Table 8 The activation parameters obtained from Kissinger and Ozawa methods
Full size table

To discriminate between different kinetic models, a multivariate nonlinear regression was applied on the dynamic DSC measurements, at different heating rates, to identify the possible number of reaction steps and to evaluate the corresponding kinetic parameters.

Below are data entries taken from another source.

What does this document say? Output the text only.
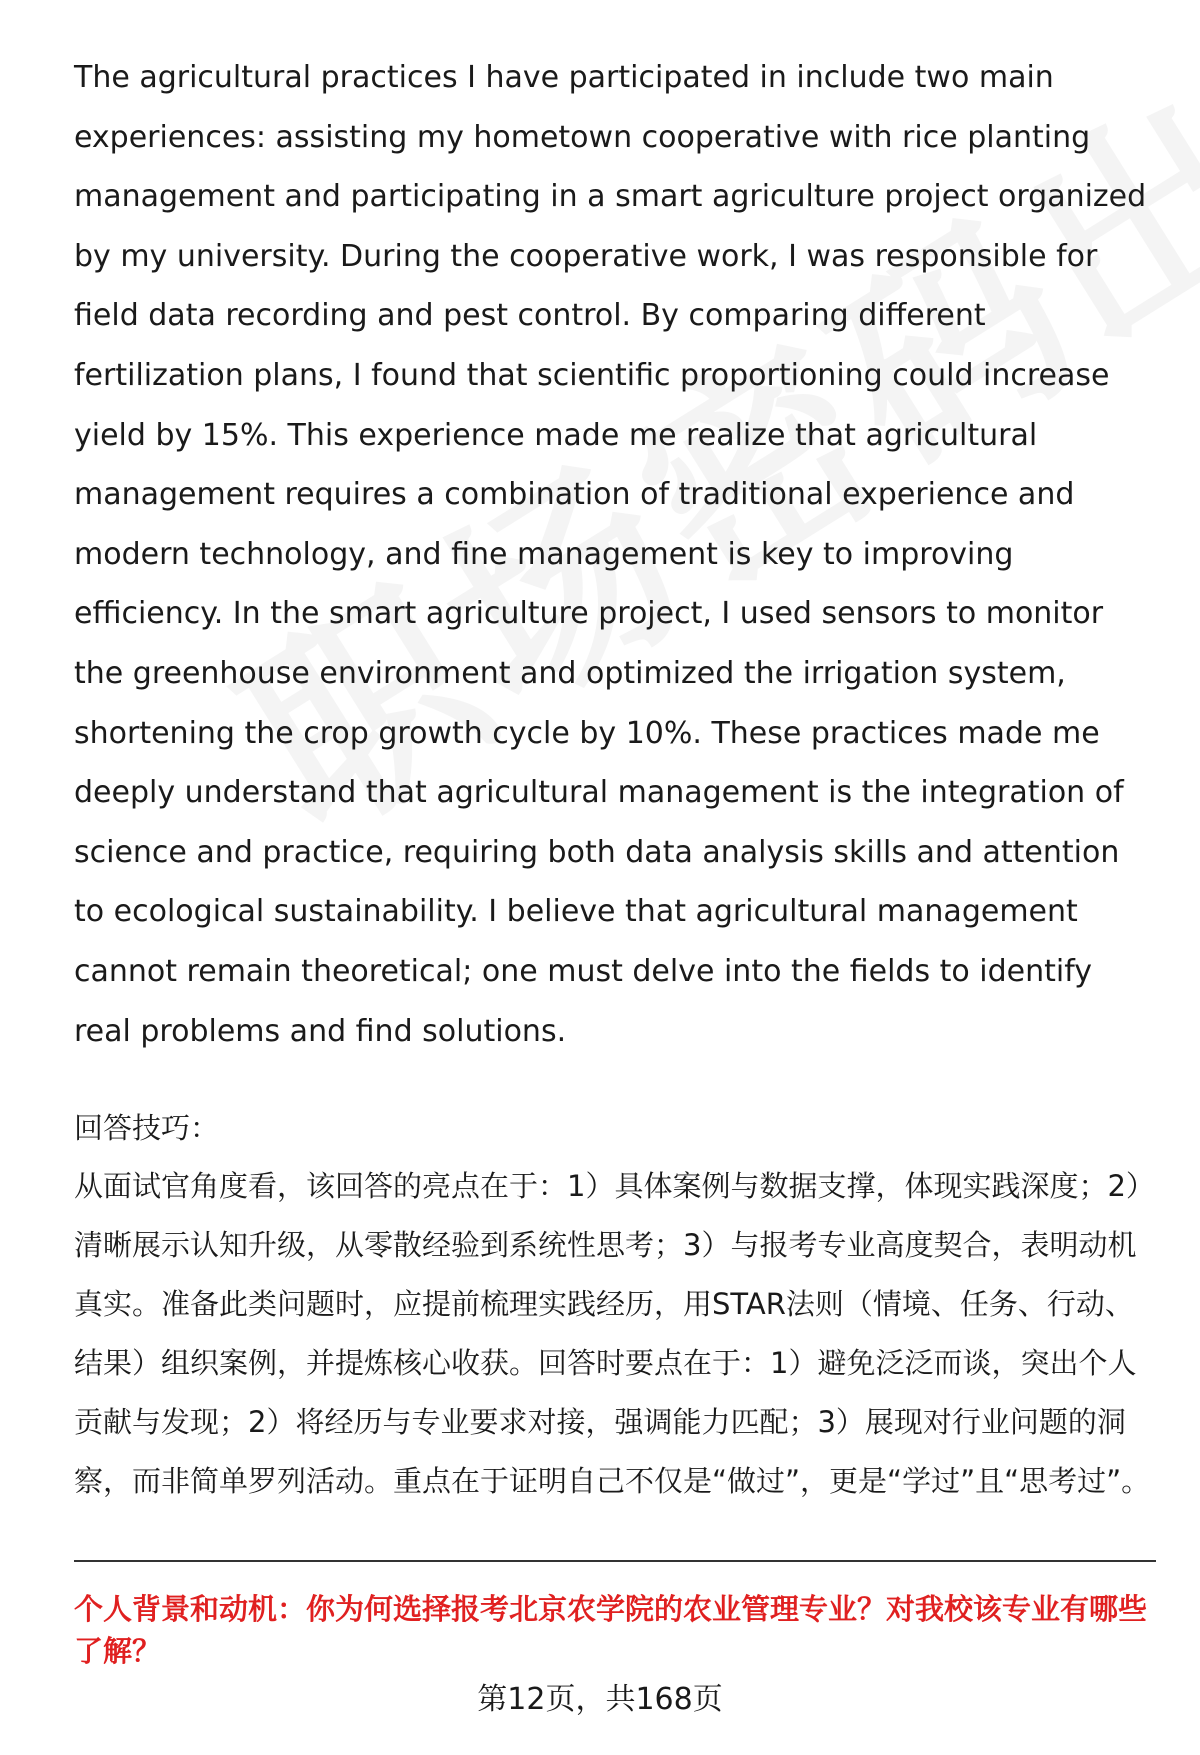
The agricultural practices I have participated in include two main experiences: assisting my hometown cooperative with rice planting management and participating in a smart agriculture project organized by my university. During the cooperative work, I was responsible for field data recording and pest control. By comparing different fertilization plans, I found that scientific proportioning could increase yield by 15%. This experience made me realize that agricultural management requires a combination of traditional experience and modern technology, and fine management is key to improving efficiency. In the smart agriculture project, I used sensors to monitor the greenhouse environment and optimized the irrigation system, shortening the crop growth cycle by 10%. These practices made me deeply understand that agricultural management is the integration of science and practice, requiring both data analysis skills and attention to ecological sustainability. I believe that agricultural management cannot remain theoretical; one must delve into the fields to identify real problems and find solutions.

回答技巧：

从面试官角度看，该回答的亮点在于：1）具体案例与数据支撑，体现实践深度；2）清晰展示认知升级，从零散经验到系统性思考；3）与报考专业高度契合，表明动机真实。准备此类问题时，应提前梳理实践经历，用STAR法则（情境、任务、行动、结果）组织案例，并提炼核心收获。回答时要点在于：1）避免泛泛而谈，突出个人贡献与发现；2）将经历与专业要求对接，强调能力匹配；3）展现对行业问题的洞察，而非简单罗列活动。重点在于证明自己不仅是“做过”，更是“学过”且“思考过”。

个人背景和动机：你为何选择报考北京农学院的农业管理专业？对我校该专业有哪些了解？
第12页，共168页
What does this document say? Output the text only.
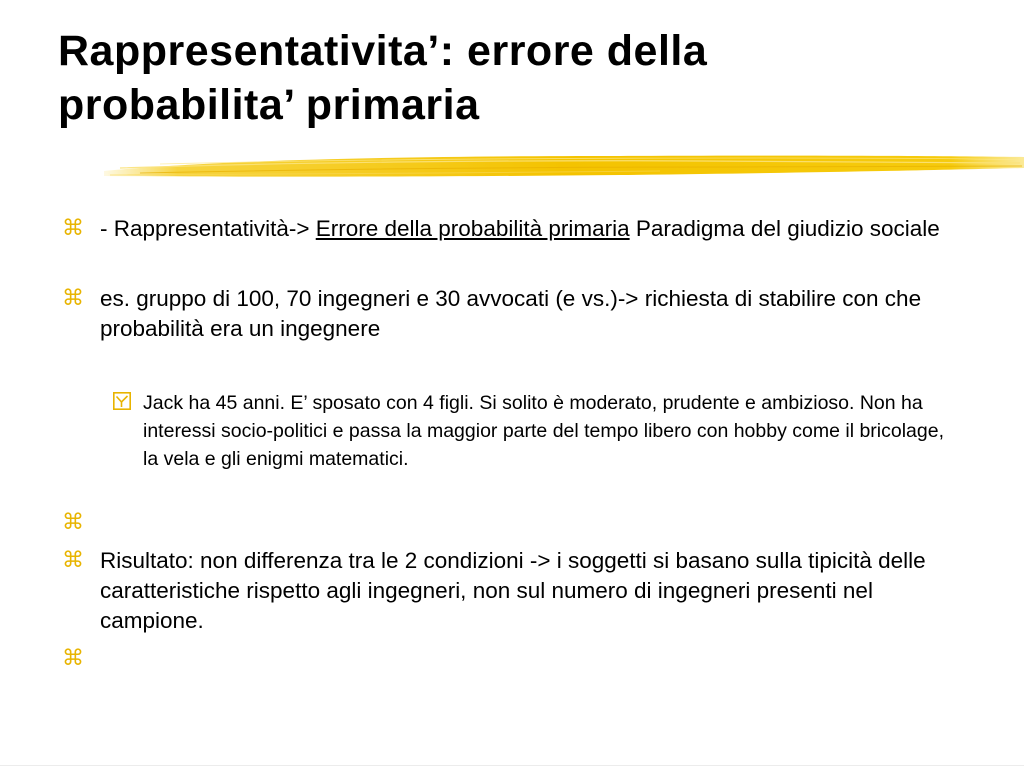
Rappresentativita’: errore della
probabilita’ primaria
⌘ - Rappresentatività-> Errore della probabilità primaria Paradigma del giudizio sociale
⌘ es. gruppo di 100, 70 ingegneri e 30 avvocati (e vs.)-> richiesta di stabilire con che probabilità era un ingegnere
Jack ha 45 anni. E’ sposato con 4 figli. Si solito è moderato, prudente e ambizioso. Non ha interessi socio-politici e passa la maggior parte del tempo libero con hobby come il bricolage, la vela e gli enigmi matematici.
⌘
⌘ Risultato: non differenza tra le 2 condizioni -> i soggetti si basano sulla tipicità delle caratteristiche rispetto agli ingegneri, non sul numero di ingegneri presenti nel campione.
⌘
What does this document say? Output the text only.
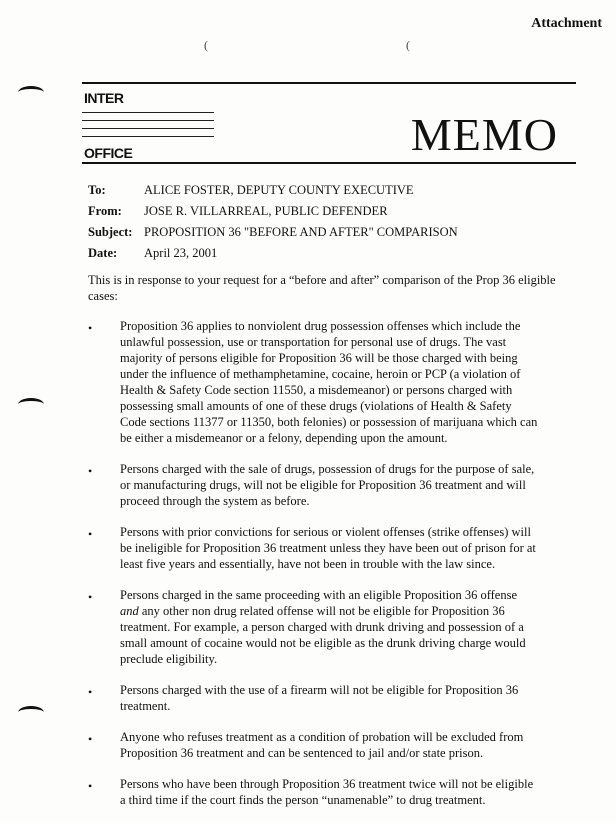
Attachment
(	(
INTER
OFFICE	MEMO
To:	ALICE FOSTER, DEPUTY COUNTY EXECUTIVE
From:	JOSE R. VILLARREAL, PUBLIC DEFENDER
Subject: PROPOSITION 36 "BEFORE AND AFTER" COMPARISON
Date:	April 23, 2001
This is in response to your request for a “before and after” comparison of the Prop 36 eligible cases:
•	Proposition 36 applies to nonviolent drug possession offenses which include the unlawful possession, use or transportation for personal use of drugs. The vast majority of persons eligible for Proposition 36 will be those charged with being under the influence of methamphetamine, cocaine, heroin or PCP (a violation of Health & Safety Code section 11550, a misdemeanor) or persons charged with possessing small amounts of one of these drugs (violations of Health & Safety Code sections 11377 or 11350, both felonies) or possession of marijuana which can be either a misdemeanor or a felony, depending upon the amount.
•	Persons charged with the sale of drugs, possession of drugs for the purpose of sale, or manufacturing drugs, will not be eligible for Proposition 36 treatment and will proceed through the system as before.
•	Persons with prior convictions for serious or violent offenses (strike offenses) will be ineligible for Proposition 36 treatment unless they have been out of prison for at least five years and essentially, have not been in trouble with the law since.
•	Persons charged in the same proceeding with an eligible Proposition 36 offense and any other non drug related offense will not be eligible for Proposition 36 treatment. For example, a person charged with drunk driving and possession of a small amount of cocaine would not be eligible as the drunk driving charge would preclude eligibility.
•	Persons charged with the use of a firearm will not be eligible for Proposition 36 treatment.
•	Anyone who refuses treatment as a condition of probation will be excluded from Proposition 36 treatment and can be sentenced to jail and/or state prison.
•	Persons who have been through Proposition 36 treatment twice will not be eligible a third time if the court finds the person “unamenable” to drug treatment.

The most probable kinetic model is chosen for highest F-test on Fit–Quality of the selected mechanisms available in the Netzsch Thermokinetics package and the best correlation coefficient [22, 23]. The calculations were performed for the range of the conversion degree 0.1 ≤ α ≥ 0.9.

The activation parameters of exothermal decomposition of the investigated compounds are listed in Table 9. The kinetic models assumed for single-step reaction was of the Prout–Tompkins equation (named as “model a”), Eq. 5, n-th order reaction with autocatalysis, according to Netzsch Thermokinetics nomenclature and Sestak–Berggren model (named as “model b”, Eq. 6):

$$ f\left( {{\upalpha}} \right) = \left( {1 - {{\upalpha}}} \right)^{n} \left( {1 + K_{\text{cat}} {{\upalpha}}} \right) $$
(5)
$$ {\text{f}}\left( {{\upalpha}} \right) = {{\upalpha}}^{a} \left( {1 - {{\upalpha}}} \right)^{n} . $$
(6)
Table 9 Kinetic parameters of exothermal decomposition
Full size table

where α is the conversion, K cat is the catalytic constant, n and a are the partial reaction orders [24, 25].

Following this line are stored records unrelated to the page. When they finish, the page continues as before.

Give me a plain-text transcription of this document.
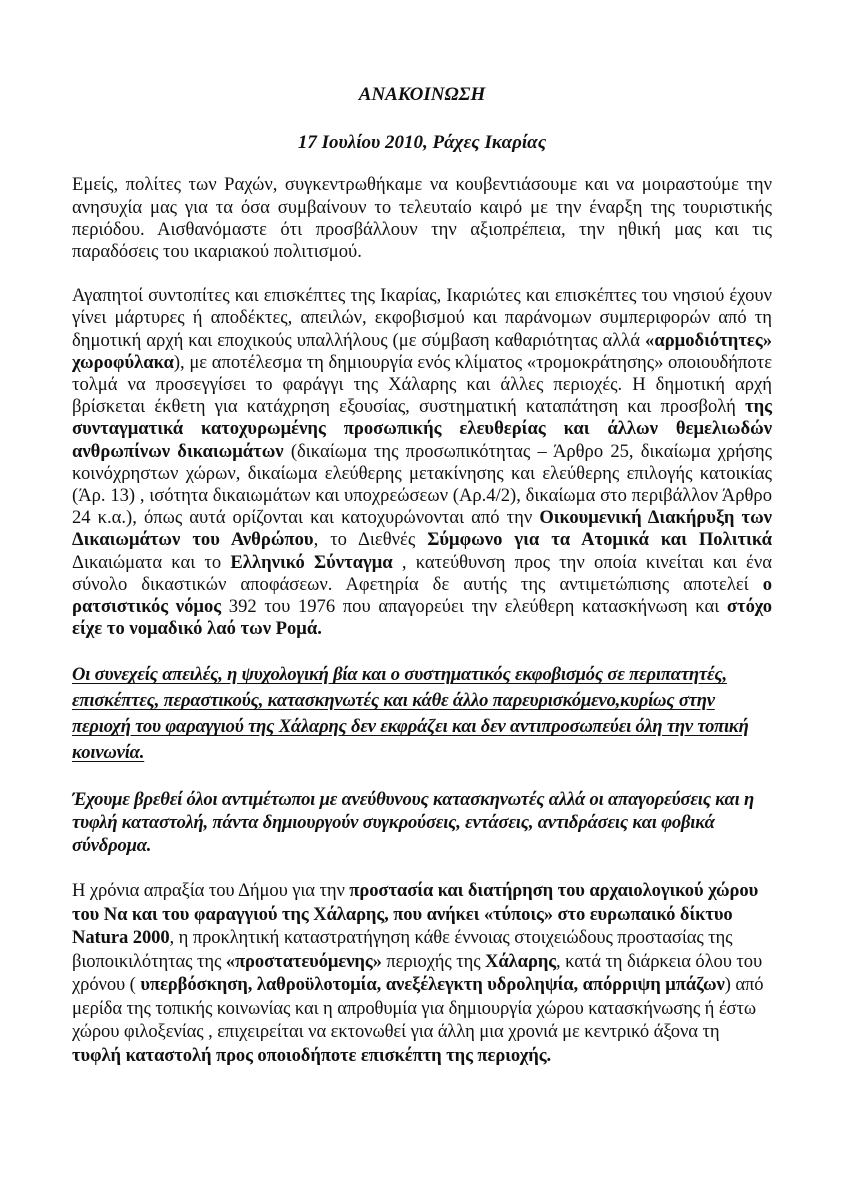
ΑΝΑΚΟΙΝΩΣΗ
17 Ιουλίου 2010, Ράχες Ικαρίας

Εμείς, πολίτες των Ραχών, συγκεντρωθήκαμε να κουβεντιάσουμε και να μοιραστούμε την ανησυχία μας για τα όσα συμβαίνουν το τελευταίο καιρό με την έναρξη της τουριστικής περιόδου. Αισθανόμαστε ότι προσβάλλουν την αξιοπρέπεια, την ηθική μας και τις παραδόσεις του ικαριακού πολιτισμού.

Αγαπητοί συντοπίτες και επισκέπτες της Ικαρίας, Ικαριώτες και επισκέπτες του νησιού έχουν γίνει μάρτυρες ή αποδέκτες, απειλών, εκφοβισμού και παράνομων συμπεριφορών από τη δημοτική αρχή και εποχικούς υπαλλήλους (με σύμβαση καθαριότητας αλλά «αρμοδιότητες» χωροφύλακα), με αποτέλεσμα τη δημιουργία ενός κλίματος «τρομοκράτησης» οποιουδήποτε τολμά να προσεγγίσει το φαράγγι της Χάλαρης και άλλες περιοχές. Η δημοτική αρχή βρίσκεται έκθετη για κατάχρηση εξουσίας, συστηματική καταπάτηση και προσβολή της συνταγματικά κατοχυρωμένης προσωπικής ελευθερίας και άλλων θεμελιωδών ανθρωπίνων δικαιωμάτων (δικαίωμα της προσωπικότητας – Άρθρο 25, δικαίωμα χρήσης κοινόχρηστων χώρων, δικαίωμα ελεύθερης μετακίνησης και ελεύθερης επιλογής κατοικίας (Άρ. 13) , ισότητα δικαιωμάτων και υποχρεώσεων (Αρ.4/2), δικαίωμα στο περιβάλλον Άρθρο 24 κ.α.), όπως αυτά ορίζονται και κατοχυρώνονται από την Οικουμενική Διακήρυξη των Δικαιωμάτων του Ανθρώπου, το Διεθνές Σύμφωνο για τα Ατομικά και Πολιτικά Δικαιώματα και το Ελληνικό Σύνταγμα , κατεύθυνση προς την οποία κινείται και ένα σύνολο δικαστικών αποφάσεων. Αφετηρία δε αυτής της αντιμετώπισης αποτελεί ο ρατσιστικός νόμος 392 του 1976 που απαγορεύει την ελεύθερη κατασκήνωση και στόχο είχε το νομαδικό λαό των Ρομά.

Οι συνεχείς απειλές, η ψυχολογική βία και ο συστηματικός εκφοβισμός σε περιπατητές, επισκέπτες, περαστικούς, κατασκηνωτές και κάθε άλλο παρευρισκόμενο,κυρίως στην περιοχή του φαραγγιού της Χάλαρης δεν εκφράζει και δεν αντιπροσωπεύει όλη την τοπική κοινωνία.

Έχουμε βρεθεί όλοι αντιμέτωποι με ανεύθυνους κατασκηνωτές αλλά οι απαγορεύσεις και η τυφλή καταστολή, πάντα δημιουργούν συγκρούσεις, εντάσεις, αντιδράσεις και φοβικά σύνδρομα.

Η χρόνια απραξία του Δήμου για την προστασία και διατήρηση του αρχαιολογικού χώρου του Να και του φαραγγιού της Χάλαρης, που ανήκει «τύποις» στο ευρωπαικό δίκτυο Natura 2000, η προκλητική καταστρατήγηση κάθε έννοιας στοιχειώδους προστασίας της βιοποικιλότητας της «προστατευόμενης» περιοχής της Χάλαρης, κατά τη διάρκεια όλου του χρόνου ( υπερβόσκηση, λαθροϋλοτομία, ανεξέλεγκτη υδροληψία, απόρριψη μπάζων) από μερίδα της τοπικής κοινωνίας και η απροθυμία για δημιουργία χώρου κατασκήνωσης ή έστω χώρου φιλοξενίας , επιχειρείται να εκτονωθεί για άλλη μια χρονιά με κεντρικό άξονα τη τυφλή καταστολή προς οποιοδήποτε επισκέπτη της περιοχής.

Several other kinetic models available in the Netzsch Thermokinetics pack were analyzed and rejected according to the corresponding lower F-tests. By comparing the activation energies of decomposition with those obtained using model free methods, a good agreement is observed. The obtained activation energies are also in good agreement with those reported in the literature (100–400 kJ mol−1) for similar nitro compounds decomposing by an autocatalytic mechanism [2629].

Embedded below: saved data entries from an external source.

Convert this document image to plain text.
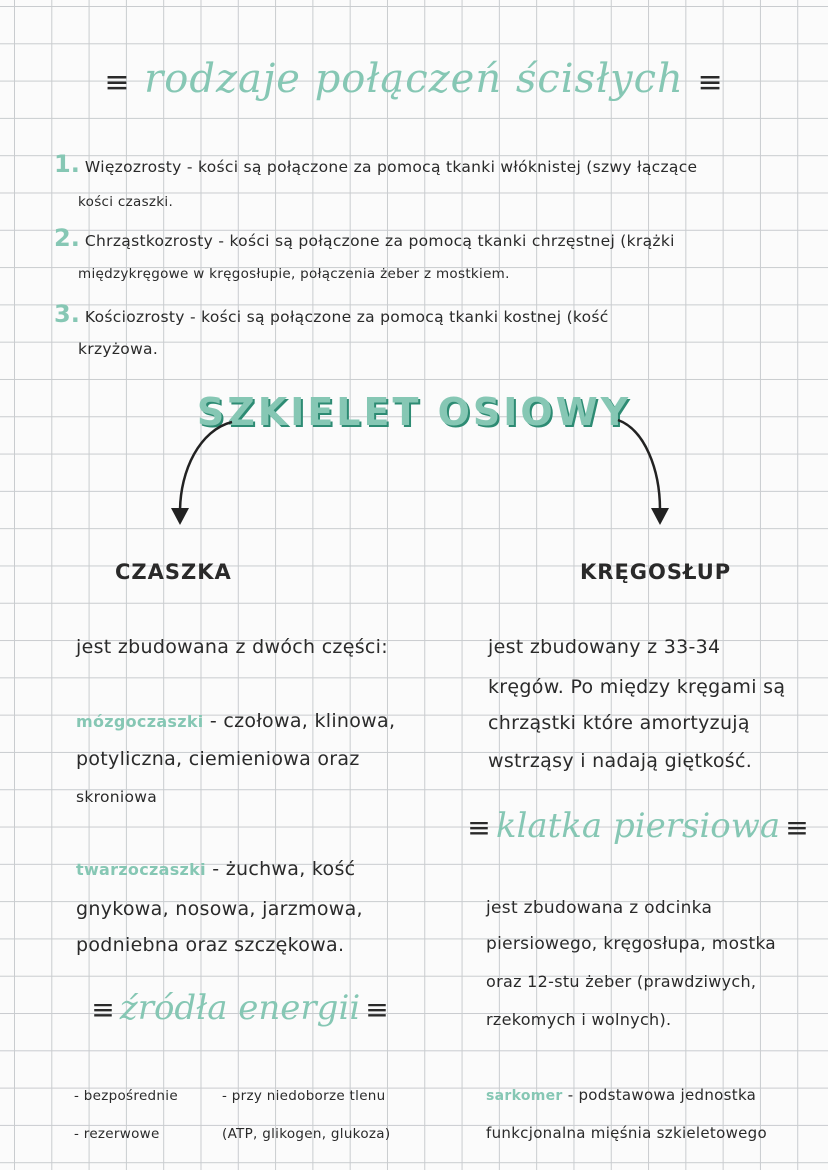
≡ rodzaje połączeń ścisłych ≡
1. Więzozrosty - kości są połączone za pomocą tkanki włóknistej (szwy łączące
kości czaszki.
2. Chrząstkozrosty - kości są połączone za pomocą tkanki chrzęstnej (krążki
międzykręgowe w kręgosłupie, połączenia żeber z mostkiem.
3. Kościozrosty - kości są połączone za pomocą tkanki kostnej (kość
krzyżowa.
SZKIELET OSIOWY
CZASZKA
jest zbudowana z dwóch części:
mózgoczaszki - czołowa, klinowa,
potyliczna, ciemieniowa oraz
skroniowa
twarzoczaszki - żuchwa, kość
gnykowa, nosowa, jarzmowa,
podniebna oraz szczękowa.
KRĘGOSŁUP
jest zbudowany z 33-34
kręgów. Po między kręgami są
chrząstki które amortyzują
wstrząsy i nadają giętkość.
≡ klatka piersiowa ≡
jest zbudowana z odcinka
piersiowego, kręgosłupa, mostka
oraz 12-stu żeber (prawdziwych,
rzekomych i wolnych).
≡ źródła energii ≡
- bezpośrednie
- rezerwowe
- przy niedoborze tlenu
(ATP, glikogen, glukoza)
sarkomer - podstawowa jednostka
funkcjonalna mięśnia szkieletowego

The obtained parameters can be used for prediction of the stability of these compounds in molten state. The kinetic parameters were used to predict the time evolution of thermal decomposition of the studied compounds in molten state using Netzsch Thermokinetics program. The non-isothermal simulation of the decomposition reactions of the investigated compounds using the determined kinetic parameters and the chosen kinetic model show that acetone-2,4-dinitrophenylhydrazone totally decompose in final products after 1.2 min, acetophenone-2,4-dinitrophenylhydrazone after 2 min, and the others compounds after a 4 min reaction time.

Conclusions

The thermal stability of five ketone-2,4-dinitrophenylhydrazones was studied by DSC technique. The experimental curves recorded at several heating rates were analyzed by model—free Friedman and FWO methods, and also using two equations based on the variable heating rate method, by differential Kissinger and integral Ozawa methods. From the dependence of the activation energy on the conversion a single-step reaction was assumed. Its actual form was established using a multivariate nonlinear regression method. The results of thermal analysis show that the compounds first melts and, while in liquid form, decomposition starts with the degradation of the molecule to gaseous products and a solid residuum. The activation energies are smaller for the studied ketone-2,4-dinitrophenylhydrazones as compared with those obtained for aldehydes-2,4-dinitrophenylhydrazones in our previous studies. Also, differences appear in the decomposition mechanism: the ketone-2,4-dinitrophenylhydrazones decompose as a single-step reaction, while the thermal decomposition of aldehydes-2,4-dinitrophenylhydrazones occurs in several steps. The differences are attributable primarily to the nature of the substituents on the carbon of C=N group, which affects both the bond strength and steric factors with direct consequences on the packing in the liquid and solid states. The isothermal analysis indicates a good stability of ketone-2,4-dinitrophenylhydrazones in solid state. Their thermal decompositions are associated with the liquid state, a common characteristic of many nitro compounds.